Based on the literature it is unclear if there is an ideal moment of intake with respect to before/during/after training. If the protein intake is within 1 hour before starting and 1 hour after finishing the training, the effects on muscle metabolism have shown to be greatest. More important than the pre/post training protein intake is the protein quality and if it was combined with carbohydrates or not. Apparently, there is a synergetic effect between protein supplements and carbohydrates compared with proteins alone. Several studies treat this topic. One explanation given is that the insulin triggers muscle growth accordingly to its role as an anabolic hormone.

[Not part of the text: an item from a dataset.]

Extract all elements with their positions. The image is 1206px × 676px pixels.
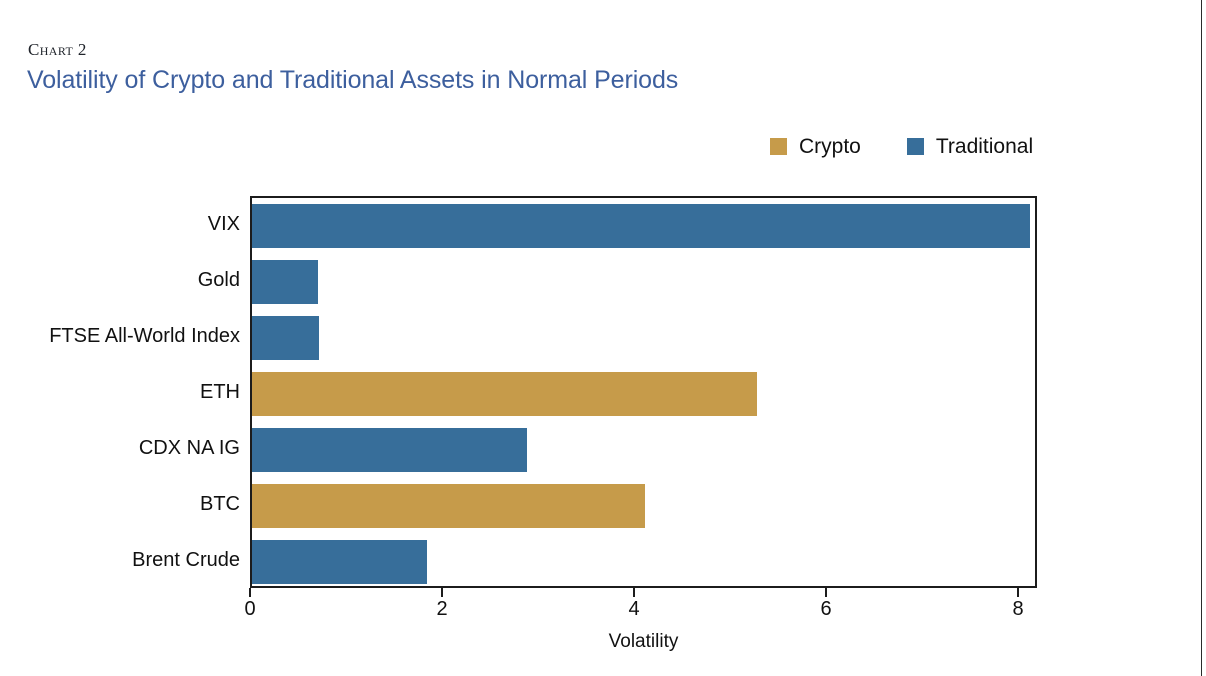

I must stress at this point that most of those studies are on resistance not on endurance training as well as with untrained and trained persons, mostly men.

To eventually come to an end, a study, published this year in March in the Journal of the International Society of Sports Nutrition on the amount of protein a human body can use in a single meal for muscle building, comes to the finding that an athlete should ideally consume 0.4 g protein per kg body weight a meal, 4 times a day, to reach 1.6 g per kg body mass to maximize the MPS. Intermitted fasting resulted in a too little energy and nutrient intake of the test subjects, whereas time-restricted feeding protocols seemed to have a greater effect on fat-loss while maintaining lean body mass compared with a normal diet.